Senhor Ministro, eu poderia tratá-lo de "você", pois é bem mais novo que eu, é menino ainda. Mas, dado estar em um cargo do governo, vou usar o "Sr.", mas isso não implica em um tratamento para "colocar distância", como os antigos faziam em jornal do interior.
Assisti ao programa do Jô Soares, quando de sua entrevista. Vi que uma moça fez uma pergunta ao senhor, sobre filosofia e sociologia no ensino médio. Ela queria saber o que o senhor faria para preparar melhor esses professores. O senhor repetiu as informações que o Jô já havia passado e que está nos jornais, a respeito da lei que colocou a filosofia e a sociologia no currículo da escola média. O senhor não tinha nenhuma proposta para dizer, e não respondeu a pergunta da moça. Fiquei bem decepcionada.
O senhor também disse que falta dinheiro para a educação. Como outros que passaram pelo seu cargo, o senhor tratou logo de culpar o passado pela falta de dinheiro. Ou seja, o governo do Presidente Lula não teria responsabilidade sobre o assunto, mesmo já estando em segundo mandato. Os responsáveis seriam os antecessores.

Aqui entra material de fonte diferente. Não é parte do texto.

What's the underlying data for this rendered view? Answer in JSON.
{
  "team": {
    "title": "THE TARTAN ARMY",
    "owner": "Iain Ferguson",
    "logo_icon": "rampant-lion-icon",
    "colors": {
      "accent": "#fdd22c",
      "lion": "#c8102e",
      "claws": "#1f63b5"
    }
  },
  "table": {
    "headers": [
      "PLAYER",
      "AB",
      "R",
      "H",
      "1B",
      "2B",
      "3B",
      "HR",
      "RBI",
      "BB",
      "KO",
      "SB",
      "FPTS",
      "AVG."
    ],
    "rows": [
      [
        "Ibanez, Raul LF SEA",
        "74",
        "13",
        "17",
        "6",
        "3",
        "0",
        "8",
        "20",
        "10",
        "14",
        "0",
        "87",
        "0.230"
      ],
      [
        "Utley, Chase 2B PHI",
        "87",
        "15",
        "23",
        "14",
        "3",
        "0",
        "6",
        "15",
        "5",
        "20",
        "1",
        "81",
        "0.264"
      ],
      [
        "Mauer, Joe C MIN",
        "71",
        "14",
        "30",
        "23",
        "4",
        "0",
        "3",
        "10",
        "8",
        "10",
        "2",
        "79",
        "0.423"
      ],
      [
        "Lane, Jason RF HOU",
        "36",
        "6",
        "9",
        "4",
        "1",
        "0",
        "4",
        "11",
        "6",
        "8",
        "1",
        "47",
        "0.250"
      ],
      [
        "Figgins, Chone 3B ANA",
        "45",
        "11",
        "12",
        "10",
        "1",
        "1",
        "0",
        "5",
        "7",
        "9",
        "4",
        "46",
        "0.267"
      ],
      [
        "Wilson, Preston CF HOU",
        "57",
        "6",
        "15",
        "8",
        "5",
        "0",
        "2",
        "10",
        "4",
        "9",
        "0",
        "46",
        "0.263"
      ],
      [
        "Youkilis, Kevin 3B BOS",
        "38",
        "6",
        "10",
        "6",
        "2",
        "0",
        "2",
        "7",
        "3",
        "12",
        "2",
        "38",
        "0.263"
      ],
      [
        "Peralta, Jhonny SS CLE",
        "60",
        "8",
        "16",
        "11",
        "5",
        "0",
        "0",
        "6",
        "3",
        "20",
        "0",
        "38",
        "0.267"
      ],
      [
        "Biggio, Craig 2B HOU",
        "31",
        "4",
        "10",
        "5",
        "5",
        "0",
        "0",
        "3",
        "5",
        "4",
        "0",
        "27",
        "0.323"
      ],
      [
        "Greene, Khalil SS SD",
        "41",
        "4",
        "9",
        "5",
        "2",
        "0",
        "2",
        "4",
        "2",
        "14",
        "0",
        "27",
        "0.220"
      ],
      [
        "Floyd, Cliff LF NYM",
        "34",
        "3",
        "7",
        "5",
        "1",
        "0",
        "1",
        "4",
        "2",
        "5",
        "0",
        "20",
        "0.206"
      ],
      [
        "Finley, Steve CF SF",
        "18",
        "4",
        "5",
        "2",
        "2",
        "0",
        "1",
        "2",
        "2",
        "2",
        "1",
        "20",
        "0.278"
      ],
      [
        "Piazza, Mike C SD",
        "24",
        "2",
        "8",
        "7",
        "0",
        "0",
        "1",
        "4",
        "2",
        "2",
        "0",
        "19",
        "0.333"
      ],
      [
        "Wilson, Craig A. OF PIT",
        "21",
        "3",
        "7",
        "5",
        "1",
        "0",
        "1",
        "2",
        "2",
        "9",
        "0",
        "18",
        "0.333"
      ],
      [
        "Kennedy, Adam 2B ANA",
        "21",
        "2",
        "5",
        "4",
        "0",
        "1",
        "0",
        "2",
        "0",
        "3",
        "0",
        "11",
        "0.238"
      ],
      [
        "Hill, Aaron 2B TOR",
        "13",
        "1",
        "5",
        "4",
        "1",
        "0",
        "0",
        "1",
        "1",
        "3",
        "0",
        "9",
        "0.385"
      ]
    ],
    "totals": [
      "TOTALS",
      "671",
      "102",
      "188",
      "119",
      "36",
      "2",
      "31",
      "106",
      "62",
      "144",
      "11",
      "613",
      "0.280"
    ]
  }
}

Vi sua resposta como uma fuga.
Esperava mais, mas nada apareceu na entrevista de novo além do fato de que o senhor tem tempo para fazer aulas de lutas marciais três vezes por semana. E no meio dessa informação, vi também que o senhor se vangloriou por ter conseguido aprovar o piso salarial para os professores – 950 reais para 2009. Nesse caso, penso que a questão das lutas marciais vem a calhar. Por favor, preste atenção.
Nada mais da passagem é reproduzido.